Consider an online course as though it were a traditional one- Remembering that you are taking an online class seriously, just as you would a regular class, is one of the easiest methods to ensure that you follow through. As if you were attending a typical in-person class If you want to get the most out of your lesson, you’ll need to “show up.”

Make a commitment to yourself- Set objectives for yourself at the start of the semester and check in with yourself on a weekly basis. If you’re having problems being accountable to yourself, team up with a classmate or friend as an accountability partner.

Maintain a regular study place and keep organised- having a dedicated space to study helps you to stay focused. It’s essential to figure out what kind of setting will benefit you the most. Make sure you have high-speed internet access wherever you go so you don’t have to take an online course over a sluggish connection. Creating a regular workstation can also aid in your organisation. Knowing where essential dates, files, forms, syllabi, books, and assignments are stored can help you stay on track to meet your objectives.

Ignore any distractions- Try shutting off your phone to prevent losing attention every time a text message or notification appears. If you’re still having trouble resisting the impulse to check social media or explore the web, you might want to consider downloading a website blocker. Distractions may be reduced by using programmes like Cold Turkey and Freedom, which restrict apps or websites that compete for your attention.

Some tips for teachers:

Learn about your platform- The more familiar you are with the platform, the more at ease you will feel and the more professional you will appear to your students. Your self-assurance will instill trust in them. Be aware that not all students will access the site via a computer or laptop, and that things may seem very different on other devices, not to mention the potential of downloading or uploading work. Check your settings to see what you want to allow pupils to do and what you don’t want them to do.

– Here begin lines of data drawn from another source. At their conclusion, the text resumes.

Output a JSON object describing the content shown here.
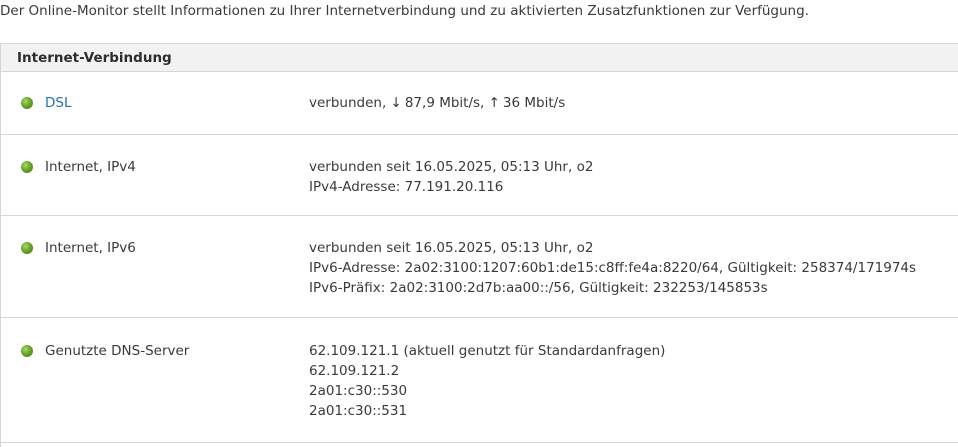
{
  "intro_text": "Der Online-Monitor stellt Informationen zu Ihrer Internetverbindung und zu aktivierten Zusatzfunktionen zur Verfügung.",
  "panel": {
    "title": "Internet-Verbindung"
  },
  "colors": {
    "status_led": "#6aa52a",
    "link": "#2870b0"
  },
  "rows": [
    {
      "label": "DSL",
      "status": "connected",
      "details": {
        "prefix": "verbunden,",
        "down_arrow": "↓",
        "down_rate": "87,9 Mbit/s,",
        "up_arrow": "↑",
        "up_rate": "36 Mbit/s"
      }
    },
    {
      "label": "Internet, IPv4",
      "status": "connected",
      "lines": [
        "verbunden seit 16.05.2025, 05:13 Uhr, o2",
        "IPv4-Adresse: 77.191.20.116"
      ]
    },
    {
      "label": "Internet, IPv6",
      "status": "connected",
      "lines": [
        "verbunden seit 16.05.2025, 05:13 Uhr, o2",
        "IPv6-Adresse: 2a02:3100:1207:60b1:de15:c8ff:fe4a:8220/64, Gültigkeit: 258374/171974s",
        "IPv6-Präfix: 2a02:3100:2d7b:aa00::/56, Gültigkeit: 232253/145853s"
      ]
    },
    {
      "label": "Genutzte DNS-Server",
      "status": "connected",
      "lines": [
        "62.109.121.1 (aktuell genutzt für Standardanfragen)",
        "62.109.121.2",
        "2a01:c30::530",
        "2a01:c30::531"
      ]
    }
  ]
}
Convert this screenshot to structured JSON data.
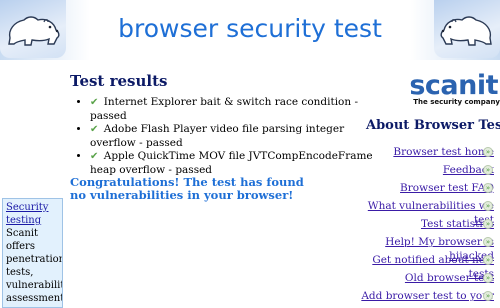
{
  "header": {
    "title": "browser security test",
    "left_logo_icon": "polar-bear-icon",
    "right_logo_icon": "polar-bear-icon",
    "accent_color": "#1e6fd6"
  },
  "results": {
    "heading": "Test results",
    "check_icon": "✔",
    "items": [
      "Internet Explorer bait & switch race condition - passed",
      "Adobe Flash Player video file parsing integer overflow - passed",
      "Apple QuickTime MOV file JVTCompEncodeFrame heap overflow - passed"
    ],
    "congrats": "Congratulations! The test has found no vulnerabilities in your browser!"
  },
  "promo": {
    "link": "Security testing",
    "text": "Scanit offers penetration tests, vulnerability assessments"
  },
  "sidebar": {
    "logo_word": "scanit",
    "logo_tagline": "The security company",
    "heading": "About Browser Test",
    "bullet_glyph": "»",
    "items": [
      "Browser test home",
      "Feedback",
      "Browser test FAQ",
      "What vulnerabilities we test",
      "Test statistics",
      "Help! My browser is hijacked",
      "Get notified about new tests",
      "Old browser test",
      "Add browser test to your"
    ]
  }
}
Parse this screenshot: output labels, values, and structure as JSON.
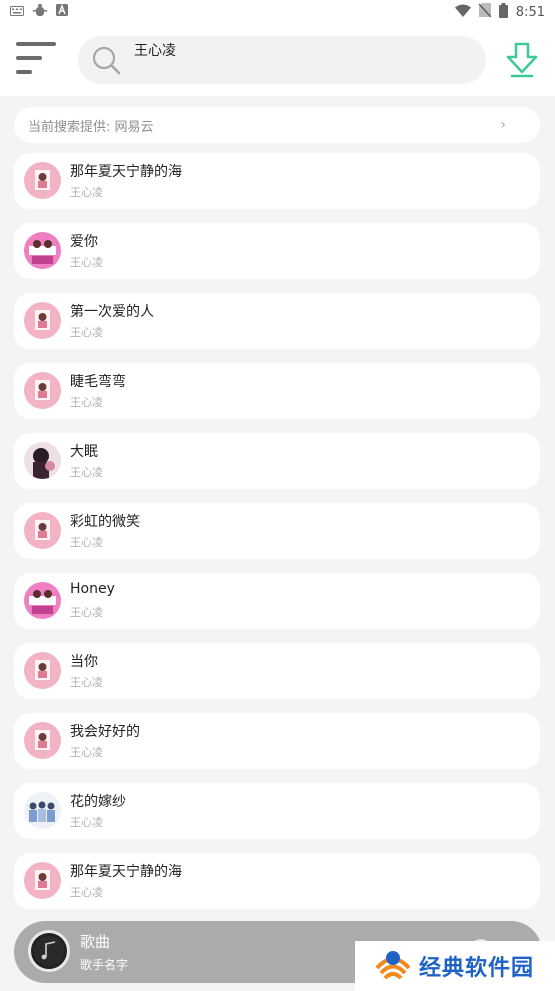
{
  "status_bar": {
    "left_icons": [
      "keyboard-icon",
      "bug-icon",
      "a-badge-icon"
    ],
    "right_icons": [
      "wifi-icon",
      "no-sim-icon",
      "battery-icon"
    ],
    "time": "8:51"
  },
  "header": {
    "search_text": "王心凌",
    "icons": {
      "menu": "menu-icon",
      "search": "search-icon",
      "download": "download-icon"
    },
    "accent_color": "#3ec99b"
  },
  "provider": {
    "label": "当前搜索提供: 网易云",
    "chevron": "›"
  },
  "songs": [
    {
      "title": "那年夏天宁静的海",
      "artist": "王心凌",
      "cover": "pink"
    },
    {
      "title": "爱你",
      "artist": "王心凌",
      "cover": "magenta"
    },
    {
      "title": "第一次爱的人",
      "artist": "王心凌",
      "cover": "pink"
    },
    {
      "title": "睫毛弯弯",
      "artist": "王心凌",
      "cover": "pink"
    },
    {
      "title": "大眠",
      "artist": "王心凌",
      "cover": "dark"
    },
    {
      "title": "彩虹的微笑",
      "artist": "王心凌",
      "cover": "pink"
    },
    {
      "title": "Honey",
      "artist": "王心凌",
      "cover": "magenta"
    },
    {
      "title": "当你",
      "artist": "王心凌",
      "cover": "pink"
    },
    {
      "title": "我会好好的",
      "artist": "王心凌",
      "cover": "pink"
    },
    {
      "title": "花的嫁纱",
      "artist": "王心凌",
      "cover": "group"
    },
    {
      "title": "那年夏天宁静的海",
      "artist": "王心凌",
      "cover": "pink"
    }
  ],
  "player": {
    "title": "歌曲",
    "artist": "歌手名字"
  },
  "watermark": {
    "text": "经典软件园"
  }
}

Have a two-way session- Make sure the class is participatory; this will allow you to gauge the children’s level of interest.

Utilize a variety of learning resources- The course should blend bursts of conversations, collaboration, video and audio snippets, and hands-on tasks with text and maybe brief video lectures to make the topic more intriguing and exciting, thus improving student engagement. If you’re sending work, it’s crucial to vary the kind of work you provide. Use internet resources; templates are helpful for worksheets, presentations, and other projects. Don’t waste time attempting to make your own when you can choose from a variety of professionally made freebies to download and alter.

Continue to provide feedback- Feedback is crucial in the classroom, and it must also be done online. An online student may feel alone at times because they lack the visual support system of a group. When teaching online, your feedback contributes to the experience of the student that the course is informative, interesting, and motivating. Continuous and constructive input is required. Provide comments as quickly as possible so that pupils may readily recognise what is correct and incorrect.

Work along with other educators- Talk with other instructors on what works and what doesn’t. Some systems allow for class co-hosting, which is especially useful with bigger groups when one teacher can provide instructions and the other can answer questions. It’s possible that you’ll be able to combine classes. You may share materials online, beneficial websites, technological know-how, and sometimes just feel like you’re back on a teaching team.